The shade tree folks said we could come back later to finish the process, so we agreed to do that since we were short on time. So back to the dinghy dock went to find our buddy cleaning and polishing Kittytonic. He really did a great job. We gave the gent his tip and headed back to Catatonic. Blanco the pup gave us an escort all the way to the dinghy dock and even gave a little whimper as we motored away. He’s a good kid.

Dirk did his classes and in a brilliant stroke of timing, just as he finished, the Commandante de Armada de Luperon showed up with the Agricultuario rep and some additional folks from the Capital of Santo Domingo and wanted to come aboard! They apparently do a little boat visit and ask you about produce products (and were very interested in the cheeses I have aboard) and your trash (which they took away). The Santo Domingo gang was along to observe the operations of the Luperon team. They were a very friendly bunch and other than a few muddy footprints and manhandling of a cheese and a salami, it was a nice visit. We finished up the administrative work, offered them a water or juice and they were on their way.

After Dirk’s second class, about 2PM local time, we headed back in to try to finish the check-in process. On the way I wondered… hmm… is there Siesta here? Not sure, but we figured we’d proceed anyway and check it out.

We went back to the dinghy dock, tied Kittytonic up and marched back to the shade tree. This time, we were told by a very nice lady “it’s a holiday and the Autoridad de Portuaria office is not open today. Please come back tomorrow.” So IDK what happened between Papo’s water errand and then the office being closed, but the one thing that was clear was that we were not completing our obligations at the Port Authority on that day.

Oh, and apparently there is *kind of* a siesta observed here, but with COVID curfews (curfew is at 5PM today but goes to 7PM tomorrow), some places are siestaing and others not.

Next stop was up the hill at the office of the Commandante de Armada Luperon (Commander of the Navy). He and the team were very nice and accommodating, asked us basically all of the same Qs, took copies of our boat papers and passports, did carbon copy forms in triplicate. There was no fee collected by the Navy.

But we still weren’t finished checking in.

On Tuesday we made another attempt! On the way to the dinghy dock, we saw the Navy boat out and about the anchorage. Doing naval things, I suppose. We were again met by our buddy who took care of the dinghy the day before and he helped us disembark and tie up. Then the Commandant of the Navy walked down the dock and said his hellos. He admired Kittytonic. We joked about her being our “car.” Then he said, hey, mind if I take her over to the other (Navy) boat?
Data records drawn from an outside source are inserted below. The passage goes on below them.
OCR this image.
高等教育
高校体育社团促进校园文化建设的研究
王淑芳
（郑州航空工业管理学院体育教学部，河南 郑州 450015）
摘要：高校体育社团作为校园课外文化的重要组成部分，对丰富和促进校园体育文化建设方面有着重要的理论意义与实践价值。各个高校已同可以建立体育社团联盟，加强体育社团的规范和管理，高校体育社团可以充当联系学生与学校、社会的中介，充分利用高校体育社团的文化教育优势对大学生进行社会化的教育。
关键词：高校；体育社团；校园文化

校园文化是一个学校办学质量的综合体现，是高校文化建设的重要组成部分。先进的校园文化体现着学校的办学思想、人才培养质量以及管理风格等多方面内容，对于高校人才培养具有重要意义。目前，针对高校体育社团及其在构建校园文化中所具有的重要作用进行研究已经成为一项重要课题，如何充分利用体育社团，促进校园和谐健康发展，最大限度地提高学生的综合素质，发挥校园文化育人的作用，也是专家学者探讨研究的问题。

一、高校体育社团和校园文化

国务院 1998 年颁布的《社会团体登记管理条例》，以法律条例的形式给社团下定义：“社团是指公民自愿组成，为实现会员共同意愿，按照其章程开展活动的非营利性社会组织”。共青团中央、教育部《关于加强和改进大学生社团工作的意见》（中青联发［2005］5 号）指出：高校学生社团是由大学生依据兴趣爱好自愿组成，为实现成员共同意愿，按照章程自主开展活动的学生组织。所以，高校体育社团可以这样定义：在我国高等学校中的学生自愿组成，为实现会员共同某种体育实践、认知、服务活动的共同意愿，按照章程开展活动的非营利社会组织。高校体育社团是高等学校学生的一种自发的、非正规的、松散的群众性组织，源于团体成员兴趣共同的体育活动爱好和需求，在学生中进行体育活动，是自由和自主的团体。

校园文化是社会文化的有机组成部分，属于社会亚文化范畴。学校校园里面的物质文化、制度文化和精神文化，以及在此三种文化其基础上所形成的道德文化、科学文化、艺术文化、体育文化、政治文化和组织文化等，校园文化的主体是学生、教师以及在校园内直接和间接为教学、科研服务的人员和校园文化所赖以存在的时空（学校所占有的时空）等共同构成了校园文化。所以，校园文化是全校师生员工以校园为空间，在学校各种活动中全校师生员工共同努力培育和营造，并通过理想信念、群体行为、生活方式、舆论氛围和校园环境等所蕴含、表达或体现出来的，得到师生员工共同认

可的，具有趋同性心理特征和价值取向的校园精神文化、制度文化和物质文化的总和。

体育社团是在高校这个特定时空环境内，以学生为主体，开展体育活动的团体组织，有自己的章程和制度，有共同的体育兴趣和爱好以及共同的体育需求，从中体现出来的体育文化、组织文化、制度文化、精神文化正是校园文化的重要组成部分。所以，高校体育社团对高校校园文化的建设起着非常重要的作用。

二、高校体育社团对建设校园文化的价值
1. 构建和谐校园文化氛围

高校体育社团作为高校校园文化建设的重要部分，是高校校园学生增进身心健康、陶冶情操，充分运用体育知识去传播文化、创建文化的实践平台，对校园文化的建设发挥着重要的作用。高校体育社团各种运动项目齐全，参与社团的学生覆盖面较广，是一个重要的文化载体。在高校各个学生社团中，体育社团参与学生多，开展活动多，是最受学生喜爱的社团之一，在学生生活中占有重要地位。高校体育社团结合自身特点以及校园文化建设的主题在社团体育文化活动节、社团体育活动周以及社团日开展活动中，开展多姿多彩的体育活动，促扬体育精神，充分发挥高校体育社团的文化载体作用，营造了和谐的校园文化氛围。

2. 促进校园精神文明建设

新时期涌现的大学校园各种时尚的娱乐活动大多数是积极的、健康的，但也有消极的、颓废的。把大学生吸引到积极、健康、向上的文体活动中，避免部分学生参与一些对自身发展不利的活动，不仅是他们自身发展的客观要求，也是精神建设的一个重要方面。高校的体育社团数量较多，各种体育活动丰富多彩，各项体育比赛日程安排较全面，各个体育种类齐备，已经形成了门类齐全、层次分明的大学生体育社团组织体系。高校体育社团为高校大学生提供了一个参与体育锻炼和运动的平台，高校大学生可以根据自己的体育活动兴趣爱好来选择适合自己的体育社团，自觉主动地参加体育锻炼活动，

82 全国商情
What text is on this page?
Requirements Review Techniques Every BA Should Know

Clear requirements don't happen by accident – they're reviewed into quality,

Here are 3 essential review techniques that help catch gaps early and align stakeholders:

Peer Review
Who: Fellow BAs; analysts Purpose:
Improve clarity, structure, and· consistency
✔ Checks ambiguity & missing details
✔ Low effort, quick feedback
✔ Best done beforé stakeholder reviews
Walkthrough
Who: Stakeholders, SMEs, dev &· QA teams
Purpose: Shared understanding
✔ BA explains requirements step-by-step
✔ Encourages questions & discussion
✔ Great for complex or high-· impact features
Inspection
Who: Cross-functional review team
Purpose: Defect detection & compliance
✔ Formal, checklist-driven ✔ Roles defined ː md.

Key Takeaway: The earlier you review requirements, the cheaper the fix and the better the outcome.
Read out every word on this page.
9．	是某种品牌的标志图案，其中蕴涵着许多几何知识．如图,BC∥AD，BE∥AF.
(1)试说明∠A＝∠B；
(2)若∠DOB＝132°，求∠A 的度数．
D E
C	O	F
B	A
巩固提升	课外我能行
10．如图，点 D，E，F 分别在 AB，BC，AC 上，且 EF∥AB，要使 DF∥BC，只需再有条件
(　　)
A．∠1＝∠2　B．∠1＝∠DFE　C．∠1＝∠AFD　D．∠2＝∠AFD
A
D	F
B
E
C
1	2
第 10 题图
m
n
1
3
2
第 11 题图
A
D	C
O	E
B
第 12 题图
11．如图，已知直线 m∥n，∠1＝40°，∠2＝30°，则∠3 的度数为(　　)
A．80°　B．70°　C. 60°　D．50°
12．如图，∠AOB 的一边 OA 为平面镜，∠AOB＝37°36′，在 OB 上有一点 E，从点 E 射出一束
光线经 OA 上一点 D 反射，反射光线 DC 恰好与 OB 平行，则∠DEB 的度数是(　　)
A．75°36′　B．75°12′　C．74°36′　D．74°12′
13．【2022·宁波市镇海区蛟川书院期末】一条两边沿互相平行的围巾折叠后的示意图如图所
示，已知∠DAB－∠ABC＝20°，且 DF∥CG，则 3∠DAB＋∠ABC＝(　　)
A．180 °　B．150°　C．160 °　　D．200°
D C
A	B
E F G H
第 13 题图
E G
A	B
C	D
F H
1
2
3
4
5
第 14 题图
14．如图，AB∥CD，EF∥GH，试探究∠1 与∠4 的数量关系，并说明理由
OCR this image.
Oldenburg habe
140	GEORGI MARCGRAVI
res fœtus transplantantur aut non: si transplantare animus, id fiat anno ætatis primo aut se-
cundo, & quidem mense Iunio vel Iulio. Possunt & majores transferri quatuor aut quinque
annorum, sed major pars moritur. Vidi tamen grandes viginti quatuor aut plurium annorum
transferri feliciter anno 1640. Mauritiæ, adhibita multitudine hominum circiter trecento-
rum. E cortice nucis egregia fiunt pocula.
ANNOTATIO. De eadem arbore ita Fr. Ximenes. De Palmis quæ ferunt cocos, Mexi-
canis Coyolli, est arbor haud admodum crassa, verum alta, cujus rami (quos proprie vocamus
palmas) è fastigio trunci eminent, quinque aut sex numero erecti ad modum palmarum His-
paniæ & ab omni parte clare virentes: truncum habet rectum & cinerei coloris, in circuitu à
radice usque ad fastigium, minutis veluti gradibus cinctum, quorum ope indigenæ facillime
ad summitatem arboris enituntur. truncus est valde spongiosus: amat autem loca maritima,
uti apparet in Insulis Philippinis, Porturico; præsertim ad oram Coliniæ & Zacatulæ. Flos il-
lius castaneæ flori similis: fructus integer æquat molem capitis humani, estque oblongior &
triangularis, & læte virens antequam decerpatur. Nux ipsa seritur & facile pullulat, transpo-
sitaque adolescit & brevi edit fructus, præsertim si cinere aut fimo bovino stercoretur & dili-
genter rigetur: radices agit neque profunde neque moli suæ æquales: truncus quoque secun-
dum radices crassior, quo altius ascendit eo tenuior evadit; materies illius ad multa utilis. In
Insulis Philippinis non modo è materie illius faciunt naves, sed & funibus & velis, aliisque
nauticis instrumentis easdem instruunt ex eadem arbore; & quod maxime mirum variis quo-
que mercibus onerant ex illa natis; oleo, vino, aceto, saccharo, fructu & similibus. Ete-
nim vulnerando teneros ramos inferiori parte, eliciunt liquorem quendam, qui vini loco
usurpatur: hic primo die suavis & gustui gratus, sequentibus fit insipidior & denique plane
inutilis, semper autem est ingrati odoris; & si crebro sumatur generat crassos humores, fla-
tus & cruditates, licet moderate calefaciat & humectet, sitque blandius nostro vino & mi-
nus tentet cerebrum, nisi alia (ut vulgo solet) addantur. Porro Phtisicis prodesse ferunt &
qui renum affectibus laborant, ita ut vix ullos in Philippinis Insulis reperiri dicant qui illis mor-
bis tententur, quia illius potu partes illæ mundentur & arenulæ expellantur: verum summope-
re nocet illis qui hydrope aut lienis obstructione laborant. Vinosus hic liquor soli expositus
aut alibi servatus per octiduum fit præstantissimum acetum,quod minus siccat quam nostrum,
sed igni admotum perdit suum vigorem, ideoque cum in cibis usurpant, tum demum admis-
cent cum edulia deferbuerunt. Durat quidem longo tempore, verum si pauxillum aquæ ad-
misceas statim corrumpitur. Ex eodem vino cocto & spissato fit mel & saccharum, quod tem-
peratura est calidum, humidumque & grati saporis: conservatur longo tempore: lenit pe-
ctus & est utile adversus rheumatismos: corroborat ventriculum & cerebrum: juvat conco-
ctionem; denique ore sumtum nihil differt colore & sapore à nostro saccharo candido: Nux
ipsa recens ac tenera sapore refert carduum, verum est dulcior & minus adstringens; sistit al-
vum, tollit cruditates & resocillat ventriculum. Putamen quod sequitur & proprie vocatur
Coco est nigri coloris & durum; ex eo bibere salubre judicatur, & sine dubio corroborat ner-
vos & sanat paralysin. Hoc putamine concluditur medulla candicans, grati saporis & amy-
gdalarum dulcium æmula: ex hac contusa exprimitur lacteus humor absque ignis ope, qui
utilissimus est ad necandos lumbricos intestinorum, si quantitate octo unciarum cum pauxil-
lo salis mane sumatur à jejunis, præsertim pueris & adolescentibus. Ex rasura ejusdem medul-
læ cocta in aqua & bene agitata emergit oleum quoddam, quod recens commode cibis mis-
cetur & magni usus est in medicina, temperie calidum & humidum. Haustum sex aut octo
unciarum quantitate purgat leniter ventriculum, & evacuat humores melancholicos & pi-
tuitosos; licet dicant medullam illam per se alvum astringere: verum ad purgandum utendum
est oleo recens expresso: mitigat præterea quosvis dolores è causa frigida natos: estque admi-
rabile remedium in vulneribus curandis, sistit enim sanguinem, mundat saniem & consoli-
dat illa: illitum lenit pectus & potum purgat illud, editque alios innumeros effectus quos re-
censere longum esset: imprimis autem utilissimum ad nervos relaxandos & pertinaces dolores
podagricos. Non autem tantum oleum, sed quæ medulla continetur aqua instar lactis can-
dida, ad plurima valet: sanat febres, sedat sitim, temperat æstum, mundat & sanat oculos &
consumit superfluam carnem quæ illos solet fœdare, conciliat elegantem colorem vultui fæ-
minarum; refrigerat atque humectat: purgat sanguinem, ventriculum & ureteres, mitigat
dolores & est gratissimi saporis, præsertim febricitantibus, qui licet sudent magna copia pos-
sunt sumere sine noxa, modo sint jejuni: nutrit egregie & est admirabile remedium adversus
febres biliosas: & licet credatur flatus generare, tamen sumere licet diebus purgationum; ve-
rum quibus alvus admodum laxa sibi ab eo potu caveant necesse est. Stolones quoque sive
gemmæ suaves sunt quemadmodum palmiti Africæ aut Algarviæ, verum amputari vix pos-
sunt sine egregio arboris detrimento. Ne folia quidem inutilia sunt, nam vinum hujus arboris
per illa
We were like… hmmm…. What do you say when the Commander of the Navy wants to take your dinghy? “SURE! Go right ahead!” came out of our mouths. So there he went… It’s all good in the hood here, folks.

We arrived at the shade tree and found the gentleman from the Autoridad de Portuaria! He ushered us into his container (air conditioned!) and we sat with him, handed over boat papers and passports (carbon copy forms were completed in triplicate), paid another $30 ($10 to enter the harbor and $20 to stay a week).

In the same container, yet another stop. I think this was Customs. More forms, another review of boat papers, the same questions, and we were finished. No fee at this stop.

And then, one final, glorious stop with Agricultuario, more carbon copy forms in triplicate, we finally paid our $1 Ag fee, and now we are official! WHEW!

Oh - and after navigating all of this, it turns out there is actually a service that will navigate this process for you (for a fee, of course). I believe it’s called SailClear. But where’s the fun in that?

We ran back into town on a couple of errands, and Blanco sniffed us out again. He escorted us on our walk all the way into town and back, he went right into the market, even waited on line with us. He stopped to say his hellos to his canine buddies along the way but always caught back up to us.

After we finished our errands and arrived back at Kittytonic, she was securely in place and our friend was once again polishing and shining. He said the Commandant made a big mess stepping on the hulls, so he was taking care of it and making her “muy lindo,” and she was.